HD32 - Report of the Joint Subcommittee Studying Community Government in Urbanizing Counties

  • Published: 1979
  • Author: Joint Subcommittee Studying Community Government in Urbanizing Counties
  • Enabling Authority: House Joint Resolution 171 (Regular Session, 1978)

Executive Summary:

This Subcommittee has examined the problem of community government in urbanizing areas of the Commonwealth. This problem is most pronounced in the Washington suburbs of Northern Virginia, but it is not confined to that area.

Fairfax County is the most populous county in the Commonwealth and one of the most urbanized. Furthermore, it is still rapidly growing. Within the county, there are three incorporated towns and also numerous communities which have some sense of identity. The most well-defined of these communities is Reston.
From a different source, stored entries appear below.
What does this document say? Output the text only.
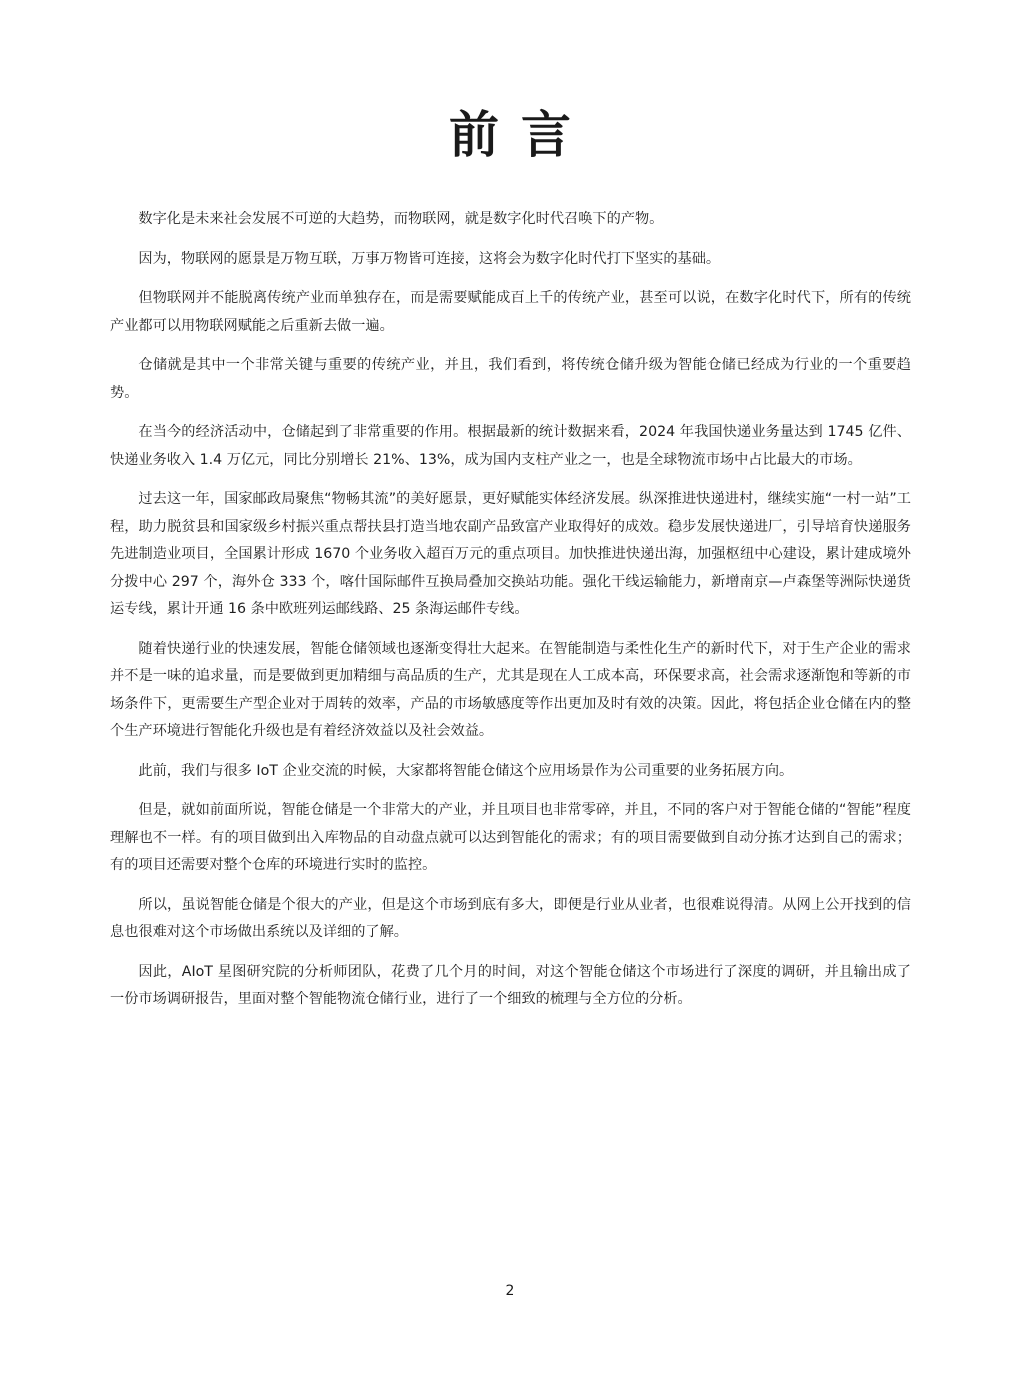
前言

数字化是未来社会发展不可逆的大趋势，而物联网，就是数字化时代召唤下的产物。

因为，物联网的愿景是万物互联，万事万物皆可连接，这将会为数字化时代打下坚实的基础。

但物联网并不能脱离传统产业而单独存在，而是需要赋能成百上千的传统产业，甚至可以说，在数字化时代下，所有的传统产业都可以用物联网赋能之后重新去做一遍。

仓储就是其中一个非常关键与重要的传统产业，并且，我们看到，将传统仓储升级为智能仓储已经成为行业的一个重要趋势。

在当今的经济活动中，仓储起到了非常重要的作用。根据最新的统计数据来看，2024 年我国快递业务量达到 1745 亿件、快递业务收入 1.4 万亿元，同比分别增长 21%、13%，成为国内支柱产业之一，也是全球物流市场中占比最大的市场。

过去这一年，国家邮政局聚焦“物畅其流”的美好愿景，更好赋能实体经济发展。纵深推进快递进村，继续实施“一村一站”工程，助力脱贫县和国家级乡村振兴重点帮扶县打造当地农副产品致富产业取得好的成效。稳步发展快递进厂，引导培育快递服务先进制造业项目，全国累计形成 1670 个业务收入超百万元的重点项目。加快推进快递出海，加强枢纽中心建设，累计建成境外分拨中心 297 个，海外仓 333 个，喀什国际邮件互换局叠加交换站功能。强化干线运输能力，新增南京—卢森堡等洲际快递货运专线，累计开通 16 条中欧班列运邮线路、25 条海运邮件专线。

随着快递行业的快速发展，智能仓储领域也逐渐变得壮大起来。在智能制造与柔性化生产的新时代下，对于生产企业的需求并不是一味的追求量，而是要做到更加精细与高品质的生产，尤其是现在人工成本高，环保要求高，社会需求逐渐饱和等新的市场条件下，更需要生产型企业对于周转的效率，产品的市场敏感度等作出更加及时有效的决策。因此，将包括企业仓储在内的整个生产环境进行智能化升级也是有着经济效益以及社会效益。

此前，我们与很多 IoT 企业交流的时候，大家都将智能仓储这个应用场景作为公司重要的业务拓展方向。

但是，就如前面所说，智能仓储是一个非常大的产业，并且项目也非常零碎，并且，不同的客户对于智能仓储的“智能”程度理解也不一样。有的项目做到出入库物品的自动盘点就可以达到智能化的需求；有的项目需要做到自动分拣才达到自己的需求；有的项目还需要对整个仓库的环境进行实时的监控。

所以，虽说智能仓储是个很大的产业，但是这个市场到底有多大，即便是行业从业者，也很难说得清。从网上公开找到的信息也很难对这个市场做出系统以及详细的了解。

因此，AIoT 星图研究院的分析师团队，花费了几个月的时间，对这个智能仓储这个市场进行了深度的调研，并且输出成了一份市场调研报告，里面对整个智能物流仓储行业，进行了一个细致的梳理与全方位的分析。

2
Reston is one of the "planned towns" which was widely acclaimed in the decade of the 60's. The size and direction of its growth have been carefully planned and directed so as to minimize the negative effects of urban development. Reston is not incorporated and, under both the law establishing the optional form of county government under which Fairfax County operates and the general law relating to town incorporation, it could not be incorporated (§§ 15.1-785 and 15.1-967). In the past few years, many of the residents of Reston have come to feel that the community should be incorporated as a town. In 1977, the General Assembly passed legislation which would, if reenacted by the 1979 General Assembly, allow the residents of Reston to hold a referendum in order to determine if they should incorporate as a town (Chapter 403, 1977 Acts of Assembly). A bill was introduced in the 1978 General Assembly to reenact this legislation, and it was carried over to the 1979 Session.

With the current problem of Reston before it and the possibility of similar problems occurring elsewhere, the General Assembly directed that a study be made of the general issue of communities within urbanizing areas.